This week, Microsoft Research announced the release of Orca 2, an open-source small language model (SLM) designed to match the reasoning capabilities of large language models (LLMs). The model comes in two sizes: 7 billion or 13 billion parameters.
According to Microsoft, Orca 2 outperforms existing models of similar size and achieves performance levels similar to or better than models 5 to 10 times larger, particularly on tasks that require reasoning.
Above all, the release demonstrates that the capabilities of SLMs are growing. This means that with further development, they could provide a more cost-efficient alternative to large language models like GPT-4 and PaLm 2 in certain scenarios.
Introducing Orca 2
Microsoft developed Orca by fine-tuning Meta’s Llama 2 base models with high-quality synthetic data. The SLM has been trained with progressive learning using data from a new dataset with 817K training instances, the FLAN dataset, and other input from Orca 1.
Using synthetic training data in this manner has helped to enhance the overall reasoning capabilities of the SLM.
“Our research on the Orca 2 model has yielded significant insights into enhancing the reasoning abilities of smaller language models. By strategically training these models with tailored synthetic data, we have achieved performance levels that rival or surpass those of larger models, particularly in zero-shot reasoning tasks,” the announcement blog post said.
Redefining SLMs in the Generative AI Market
While the popularity of generative AI has grown significantly following the launch of ChatGPT last November, the high cost of training an LLM has remained a significant pain point. For instance, analysts estimate that training a language model like GPT-3 could cost over $4 million.
These costs are only rising as LLMs gain more parameters, with GPT-3 reportedly having 175 billion parameters and some estimating that GPT-4 has as many as a trillion. As a result, organizations that want to train LLMs with sophisticated reasoning capabilities must invest in more computing resources to keep up.
SLMs provide a cost-effective alternative to LLMs because they require less computational power to function.

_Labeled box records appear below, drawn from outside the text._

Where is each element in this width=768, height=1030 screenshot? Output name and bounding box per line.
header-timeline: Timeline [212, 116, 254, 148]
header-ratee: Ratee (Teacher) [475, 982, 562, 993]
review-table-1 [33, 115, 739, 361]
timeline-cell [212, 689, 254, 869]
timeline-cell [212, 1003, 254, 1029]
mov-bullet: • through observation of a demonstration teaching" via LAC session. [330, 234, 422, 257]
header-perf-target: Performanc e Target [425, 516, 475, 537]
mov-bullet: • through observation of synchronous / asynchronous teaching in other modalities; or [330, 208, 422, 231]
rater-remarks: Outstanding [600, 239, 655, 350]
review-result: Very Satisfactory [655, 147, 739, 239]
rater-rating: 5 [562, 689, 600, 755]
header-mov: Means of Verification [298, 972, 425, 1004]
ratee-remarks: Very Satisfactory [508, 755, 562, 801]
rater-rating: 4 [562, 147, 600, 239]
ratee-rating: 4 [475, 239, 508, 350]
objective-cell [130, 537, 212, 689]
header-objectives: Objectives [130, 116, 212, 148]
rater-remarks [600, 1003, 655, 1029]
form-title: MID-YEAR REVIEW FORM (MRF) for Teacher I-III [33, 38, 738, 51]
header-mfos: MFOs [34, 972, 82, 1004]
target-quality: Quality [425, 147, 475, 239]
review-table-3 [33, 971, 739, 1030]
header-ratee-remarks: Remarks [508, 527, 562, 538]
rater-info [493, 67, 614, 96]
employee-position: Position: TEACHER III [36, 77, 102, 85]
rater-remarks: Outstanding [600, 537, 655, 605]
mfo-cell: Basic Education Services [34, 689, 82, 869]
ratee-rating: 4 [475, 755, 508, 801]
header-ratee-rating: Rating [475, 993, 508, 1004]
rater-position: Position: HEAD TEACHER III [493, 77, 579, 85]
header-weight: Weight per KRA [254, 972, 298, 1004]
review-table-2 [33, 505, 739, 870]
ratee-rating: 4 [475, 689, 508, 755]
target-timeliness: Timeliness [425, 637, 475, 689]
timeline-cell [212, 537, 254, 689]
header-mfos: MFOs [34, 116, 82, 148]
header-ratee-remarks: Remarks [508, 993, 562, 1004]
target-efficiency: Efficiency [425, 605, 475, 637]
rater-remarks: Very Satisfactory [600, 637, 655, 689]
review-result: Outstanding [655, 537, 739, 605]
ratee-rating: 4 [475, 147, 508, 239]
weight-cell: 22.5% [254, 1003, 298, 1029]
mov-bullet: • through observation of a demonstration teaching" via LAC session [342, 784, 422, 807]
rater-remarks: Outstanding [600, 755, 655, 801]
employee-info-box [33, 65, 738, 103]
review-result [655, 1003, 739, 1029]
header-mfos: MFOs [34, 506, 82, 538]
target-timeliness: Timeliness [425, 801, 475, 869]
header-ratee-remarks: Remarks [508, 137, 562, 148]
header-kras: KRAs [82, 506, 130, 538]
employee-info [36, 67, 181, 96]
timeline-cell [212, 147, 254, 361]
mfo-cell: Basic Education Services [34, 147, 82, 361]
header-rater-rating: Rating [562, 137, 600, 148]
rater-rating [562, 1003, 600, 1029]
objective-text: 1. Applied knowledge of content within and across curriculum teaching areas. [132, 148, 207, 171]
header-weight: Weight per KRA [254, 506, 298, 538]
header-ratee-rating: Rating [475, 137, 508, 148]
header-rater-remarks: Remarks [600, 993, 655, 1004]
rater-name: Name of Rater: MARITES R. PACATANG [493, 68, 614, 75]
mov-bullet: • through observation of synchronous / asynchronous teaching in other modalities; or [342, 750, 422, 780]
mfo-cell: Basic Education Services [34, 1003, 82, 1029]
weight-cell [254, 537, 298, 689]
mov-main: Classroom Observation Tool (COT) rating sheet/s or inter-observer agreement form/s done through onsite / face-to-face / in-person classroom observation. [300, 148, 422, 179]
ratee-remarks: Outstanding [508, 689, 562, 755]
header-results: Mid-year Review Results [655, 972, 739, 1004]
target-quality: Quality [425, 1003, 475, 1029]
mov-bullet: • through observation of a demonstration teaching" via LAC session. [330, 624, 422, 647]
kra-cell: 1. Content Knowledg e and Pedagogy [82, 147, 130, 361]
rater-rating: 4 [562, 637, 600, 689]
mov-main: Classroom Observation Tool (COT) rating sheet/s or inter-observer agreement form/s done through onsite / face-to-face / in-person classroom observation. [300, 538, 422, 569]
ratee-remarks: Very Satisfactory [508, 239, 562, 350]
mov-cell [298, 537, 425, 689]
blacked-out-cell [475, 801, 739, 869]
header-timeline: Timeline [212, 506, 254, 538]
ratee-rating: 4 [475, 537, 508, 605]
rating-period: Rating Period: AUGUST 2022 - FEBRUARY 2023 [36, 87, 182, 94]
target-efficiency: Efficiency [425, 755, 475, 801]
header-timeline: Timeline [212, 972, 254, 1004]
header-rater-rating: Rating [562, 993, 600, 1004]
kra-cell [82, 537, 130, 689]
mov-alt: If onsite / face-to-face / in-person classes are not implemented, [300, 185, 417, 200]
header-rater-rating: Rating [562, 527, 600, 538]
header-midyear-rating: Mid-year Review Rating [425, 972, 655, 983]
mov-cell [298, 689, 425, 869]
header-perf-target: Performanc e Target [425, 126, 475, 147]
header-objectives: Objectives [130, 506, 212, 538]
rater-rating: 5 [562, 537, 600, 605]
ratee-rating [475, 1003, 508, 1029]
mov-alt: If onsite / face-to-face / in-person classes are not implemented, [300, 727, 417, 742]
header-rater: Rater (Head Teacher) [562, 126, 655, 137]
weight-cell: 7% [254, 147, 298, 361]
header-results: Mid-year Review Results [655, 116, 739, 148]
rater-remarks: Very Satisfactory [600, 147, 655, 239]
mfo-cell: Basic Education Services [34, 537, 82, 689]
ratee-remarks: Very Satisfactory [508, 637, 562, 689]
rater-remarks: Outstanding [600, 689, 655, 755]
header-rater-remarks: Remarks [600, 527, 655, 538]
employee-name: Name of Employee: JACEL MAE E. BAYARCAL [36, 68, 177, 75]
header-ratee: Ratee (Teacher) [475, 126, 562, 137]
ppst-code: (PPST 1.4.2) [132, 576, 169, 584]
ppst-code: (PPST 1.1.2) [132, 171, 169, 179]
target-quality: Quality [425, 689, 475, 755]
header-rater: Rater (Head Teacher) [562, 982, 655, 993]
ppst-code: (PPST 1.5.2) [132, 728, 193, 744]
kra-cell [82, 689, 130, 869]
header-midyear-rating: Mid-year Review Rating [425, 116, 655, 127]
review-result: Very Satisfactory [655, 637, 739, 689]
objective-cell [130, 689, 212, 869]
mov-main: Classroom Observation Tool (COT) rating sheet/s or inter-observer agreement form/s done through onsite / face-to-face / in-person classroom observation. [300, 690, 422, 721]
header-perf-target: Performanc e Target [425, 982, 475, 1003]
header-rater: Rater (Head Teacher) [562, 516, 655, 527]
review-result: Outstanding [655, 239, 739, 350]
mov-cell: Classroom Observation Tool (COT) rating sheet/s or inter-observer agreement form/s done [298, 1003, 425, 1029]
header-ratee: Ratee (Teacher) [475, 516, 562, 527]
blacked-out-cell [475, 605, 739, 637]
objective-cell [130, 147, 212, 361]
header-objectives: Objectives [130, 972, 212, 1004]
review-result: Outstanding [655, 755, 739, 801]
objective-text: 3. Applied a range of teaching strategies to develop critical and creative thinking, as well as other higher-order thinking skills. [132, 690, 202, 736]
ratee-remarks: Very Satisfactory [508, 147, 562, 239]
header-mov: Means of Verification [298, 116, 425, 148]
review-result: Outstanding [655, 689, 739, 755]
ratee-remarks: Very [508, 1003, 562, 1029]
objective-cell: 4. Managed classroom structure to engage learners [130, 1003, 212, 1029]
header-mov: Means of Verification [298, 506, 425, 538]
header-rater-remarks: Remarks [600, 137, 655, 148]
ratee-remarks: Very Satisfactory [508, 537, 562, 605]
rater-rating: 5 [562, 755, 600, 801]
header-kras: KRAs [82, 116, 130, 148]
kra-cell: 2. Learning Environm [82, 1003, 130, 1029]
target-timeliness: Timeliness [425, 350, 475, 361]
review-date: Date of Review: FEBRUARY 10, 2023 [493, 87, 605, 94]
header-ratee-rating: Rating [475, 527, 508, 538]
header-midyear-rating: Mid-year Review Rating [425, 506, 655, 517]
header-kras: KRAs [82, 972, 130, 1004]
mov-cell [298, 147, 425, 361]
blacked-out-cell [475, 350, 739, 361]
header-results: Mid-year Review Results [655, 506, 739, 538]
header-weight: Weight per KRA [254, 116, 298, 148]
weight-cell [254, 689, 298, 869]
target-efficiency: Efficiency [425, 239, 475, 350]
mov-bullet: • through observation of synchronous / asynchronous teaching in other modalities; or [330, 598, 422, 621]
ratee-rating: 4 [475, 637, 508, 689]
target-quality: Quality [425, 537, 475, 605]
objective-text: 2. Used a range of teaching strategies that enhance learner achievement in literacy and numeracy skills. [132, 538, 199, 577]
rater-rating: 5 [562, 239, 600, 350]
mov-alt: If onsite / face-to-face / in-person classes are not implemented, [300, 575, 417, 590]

Traditionally, this has come at the cost of limited reasoning capabilities. Still, Microsoft’s Orca 2 research paper noted the organization has looked to address this head-on by “exploring how improved training signals can enhance smaller LM’s reasoning abilities.”
Most SLMs have been developed using techniques like imitation learning to try and replicate the outputs of LLMs. This has resulted in limited success, as they’ve lacked their more powerful counterparts’ overall reasoning and comprehension skills. They’re also restricted to the knowledge they’ve learned during pre-training.
Microsoft has responded to these limitations by teaching Orca 2 multiple reasoning techniques such as step-by-step, recall then generate, recall-reason-generate, and direct answer while giving it the freedom to determine the most effective and efficient solution to respond to each problem.
How Does Orca 2 Compare?
Based on Microsoft’s initial testing, Orca 2 has generated some promising results, outperforming or matching other models like Llama 2 Chat 13B, Llama 2 Chat 70B, WizardLM 13B, and WizardLM 70B on benchmarks including AGI, BBH, MMLU, ARC-E, ARC-C, RACE, and GSM8K.
These benchmarks can assess various language model capabilities, including multitask language understanding, question answering, reading comprehension, and arithmetic reasoning.
Perhaps the most promising finding of the study was that Orca 2 13B, on average, outperformed all LLms other than Wizard 70B across these benchmarks.
“Orca 2’s success lies in its application of diverse reasoning techniques and the identification of optimal solutions for various tasks,” the announcement blog post said while also adding that the SLM’s “potential for future advancements is evident, especially in improved reasoning specialization, control, and safety of smaller models.”
Microsoft’s release of Orca 2 and its accompanying research have shown that SLMs can be a competitive alternative to larger models with the right training approach.
While more research is needed on enhancing their capabilities, this is clearly a strong step forward.